La fragilidad de Rajoy es menos evidente, una vez que ha conseguido atraer a su vera a Sánchez. Pero el 155, escenario inédito y lleno de incertidumbres, no es tampoco un terreno plano para un conservador como él. Rajoy obtuvo un segundo mandato esperando que las disensiones entre Sánchez y el PSOE, Podemos y Ciudadanos, consumiera a sus adversarios en su propio jugo. Y le salió bien. Si su apuesta era similar en Catalunya, ha estado a punto de llevarse el agua a su molino, pero la entente independentista ha resistido, al menos hasta hoy. Es más, en una jornada ya histórica como la del 1-O, la manija la llevó el independentismo, lo que ha terminado de enfadar al nacionalismo español que ve en Rajoy a “un blando”. En este punto, la intervención de Catalunya va a perjudicar muy seriamente al Estado.
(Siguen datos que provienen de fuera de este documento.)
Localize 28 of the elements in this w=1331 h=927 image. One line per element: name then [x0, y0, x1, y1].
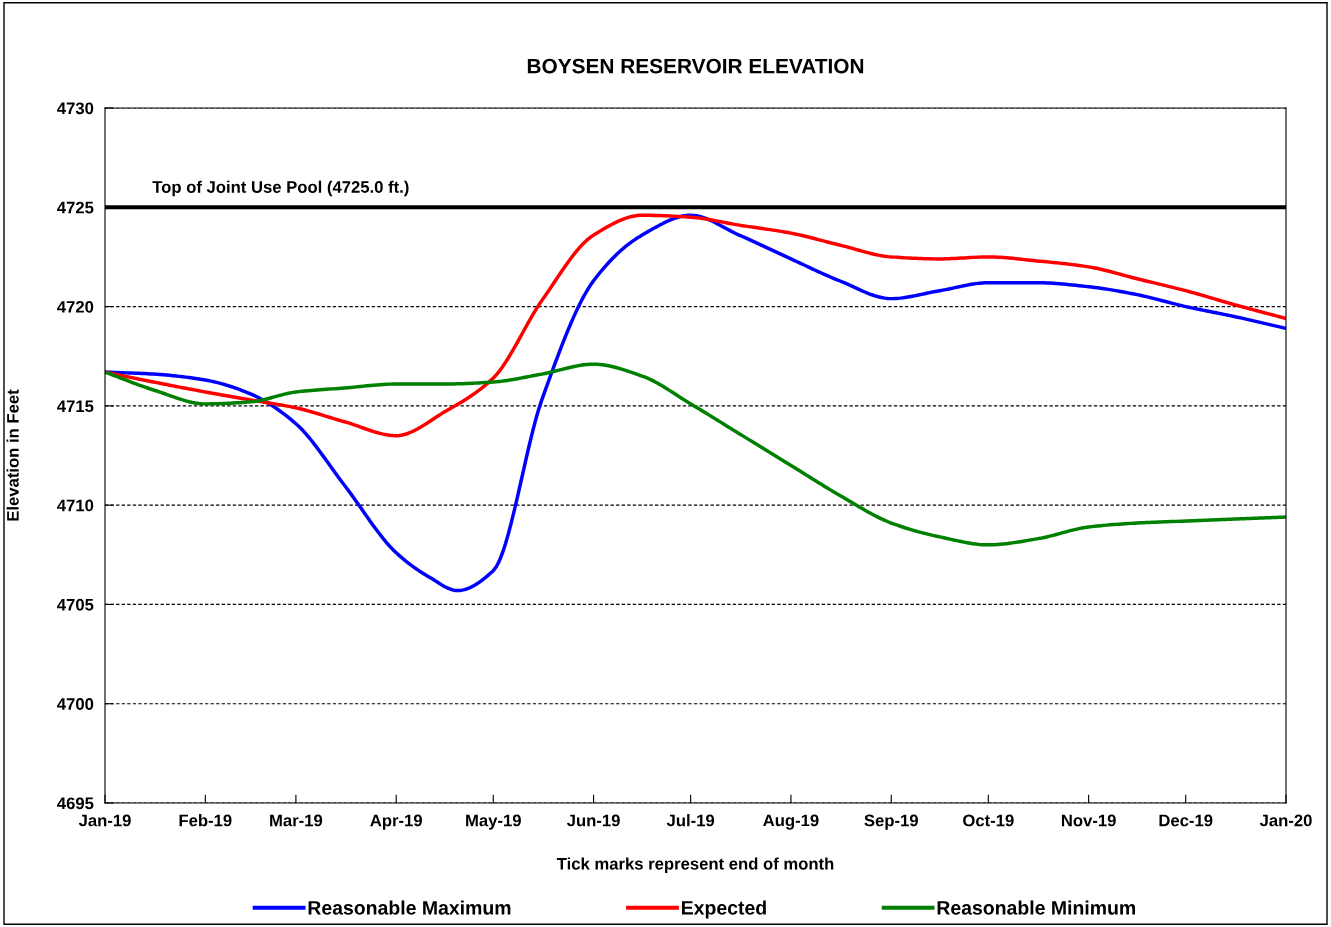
x-tick-label: Nov-19 — [1061, 814, 1116, 827]
x-tick-label: Jan-19 — [78, 814, 131, 827]
x-tick-label: Jun-19 — [566, 814, 620, 827]
y-tick-label: 4720 — [57, 300, 94, 313]
x-tick-label: Oct-19 — [963, 814, 1014, 827]
x-tick-label: Dec-19 — [1159, 814, 1213, 827]
x-tick-label: Mar-19 — [270, 814, 323, 827]
x-axis-title: Tick marks represent end of month — [556, 857, 834, 873]
y-tick-label: 4710 — [57, 499, 94, 512]
x-tick-label: Aug-19 — [763, 814, 819, 830]
y-tick-label: 4715 — [57, 400, 94, 413]
y-tick-label: 4695 — [57, 797, 94, 810]
legend-label: Expected — [682, 900, 766, 919]
y-tick-label: 4700 — [57, 698, 94, 710]
legend-label: Reasonable Minimum — [937, 900, 1135, 915]
y-tick-label: 4705 — [57, 598, 94, 611]
ref-line-label: Top of Joint Use Pool (4725.0 ft.) — [152, 180, 409, 197]
y-tick-label: 4730 — [57, 102, 94, 115]
chart-title: BOYSEN RESERVOIR ELEVATION — [527, 58, 864, 74]
x-tick-label: Apr-19 — [370, 814, 422, 830]
x-tick-label: Feb-19 — [179, 814, 232, 827]
x-tick-label: Sep-19 — [864, 814, 918, 830]
x-tick-label: May-19 — [466, 814, 521, 830]
legend-label: Reasonable Maximum — [308, 900, 511, 915]
y-tick-label: 4725 — [57, 201, 94, 214]
x-tick-label: Jan-20 — [1259, 814, 1312, 827]
y-axis-title: Elevation in Feet — [6, 389, 19, 521]
x-tick-label: Jul-19 — [666, 814, 715, 827]
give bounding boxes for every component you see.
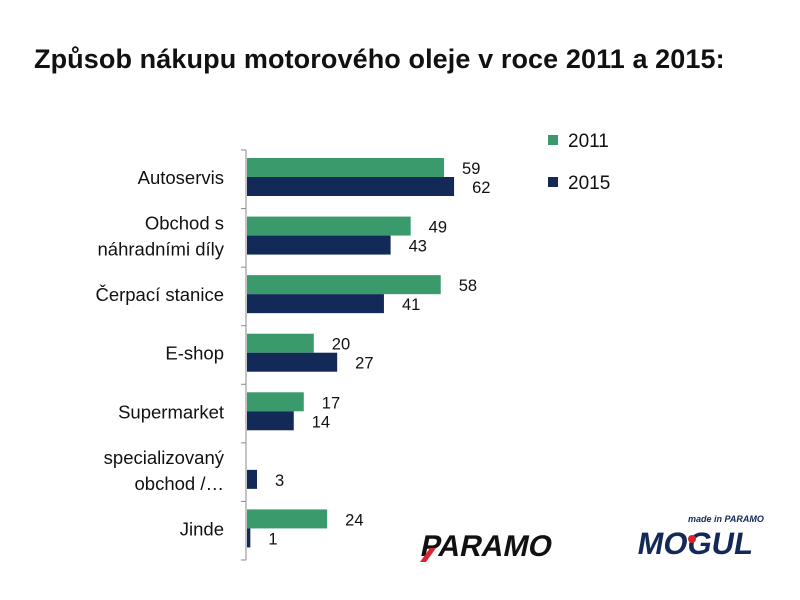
data-label-2015: 62	[472, 179, 490, 197]
data-label-2011: 20	[332, 336, 350, 354]
paramo-swoosh-icon	[420, 548, 436, 562]
data-label-2011: 17	[322, 394, 340, 412]
bar-2015	[247, 469, 258, 489]
bar-2015	[247, 352, 338, 372]
bar-2015	[247, 411, 294, 431]
category-label: E-shop	[165, 343, 224, 364]
chart-title: Způsob nákupu motorového oleje v roce 20…	[34, 44, 725, 74]
category-label-line: Obchod s	[145, 213, 224, 234]
bar-2015	[247, 235, 391, 255]
category-label-line: Supermarket	[118, 401, 224, 422]
paramo-logo: PARAMO	[418, 530, 556, 563]
data-label-2015: 41	[402, 296, 420, 314]
mogul-red-dot-icon	[688, 535, 696, 543]
legend-swatch-2011	[548, 135, 558, 145]
legend-label-2011: 2011	[568, 131, 609, 152]
mogul-tagline: made in PARAMO	[688, 514, 764, 524]
legend-swatch-2015	[548, 177, 558, 187]
category-label: Jinde	[180, 518, 224, 539]
data-label-2011: 49	[429, 219, 447, 237]
category-label: Autoservis	[138, 167, 224, 188]
bar-2011	[247, 333, 314, 353]
data-label-2015: 43	[409, 238, 427, 256]
data-label-2011: 24	[345, 511, 363, 529]
mogul-logo: made in PARAMO MOGUL	[636, 514, 764, 560]
data-label-2011: 58	[459, 277, 477, 295]
bar-2011	[247, 509, 328, 529]
bar-2015	[247, 528, 251, 548]
category-label-line: Autoservis	[138, 167, 224, 188]
category-label-line: E-shop	[165, 343, 224, 364]
paramo-logo-text: PARAMO	[418, 530, 556, 563]
category-label: Obchod s náhradními díly	[98, 213, 225, 260]
category-label-line: Jinde	[180, 518, 224, 539]
legend-label-2015: 2015	[568, 173, 610, 194]
data-label-2011: 59	[462, 160, 480, 178]
mogul-logo-text: MOGUL	[636, 526, 756, 560]
category-label-line: specializovaný	[104, 447, 225, 468]
bar-2011	[247, 275, 441, 295]
category-label: Čerpací stanice	[95, 284, 224, 305]
bar-2015	[247, 294, 384, 314]
category-label-line: Čerpací stanice	[95, 284, 224, 305]
category-label-line: obchod /…	[135, 473, 224, 494]
bar-2011	[247, 392, 304, 412]
data-label-2015: 27	[355, 355, 373, 373]
bar-2011	[247, 216, 411, 236]
bar-2011	[247, 158, 445, 177]
bar-2015	[247, 177, 455, 196]
category-label: Supermarket	[118, 401, 224, 422]
data-label-2015: 1	[268, 530, 277, 548]
data-label-2015: 14	[312, 413, 330, 431]
category-label-line: náhradními díly	[98, 239, 225, 260]
data-label-2015: 3	[275, 472, 284, 490]
category-label: specializovaný obchod /…	[104, 447, 225, 494]
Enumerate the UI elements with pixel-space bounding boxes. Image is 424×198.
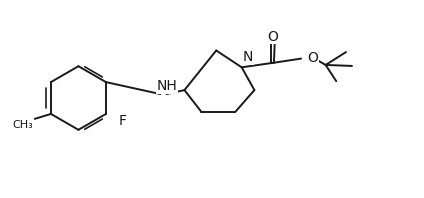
Text: O: O [267,30,278,44]
Text: CH₃: CH₃ [12,120,33,130]
Text: O: O [307,51,318,65]
Text: F: F [119,114,127,128]
Text: N: N [243,50,253,64]
Text: NH: NH [156,79,177,93]
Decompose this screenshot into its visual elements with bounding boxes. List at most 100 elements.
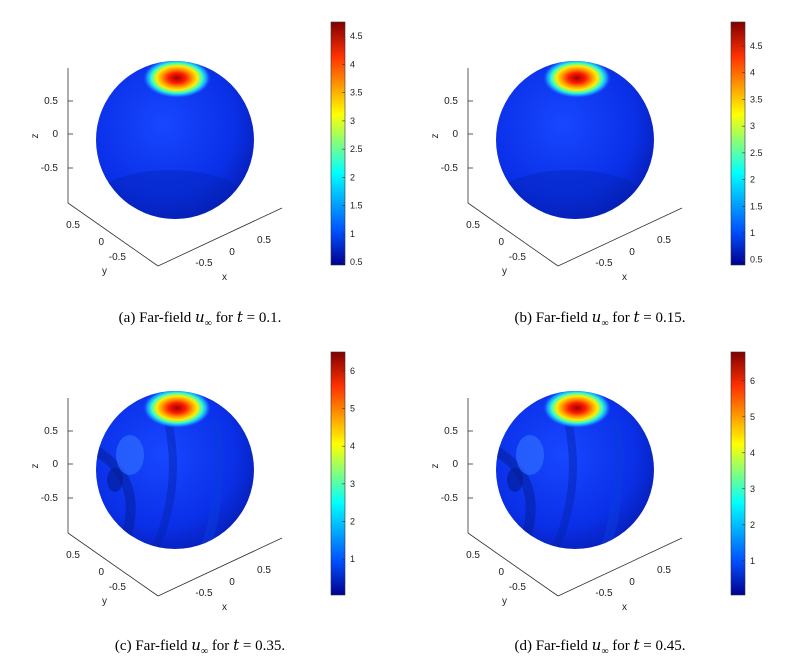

Desde un punto de vista partidista, en ese test de estrés el Partido Popular puede dejar de ser una balsa de aceite. Especialmente si PSOE y Ciudadanos se benefician de una menor exposición.

Ya lo ven. Rajoy tampoco tiene motivos para sentirse incólume. La fragilidad es en estos momentos de ida y vuelta. Como un puente aéreo.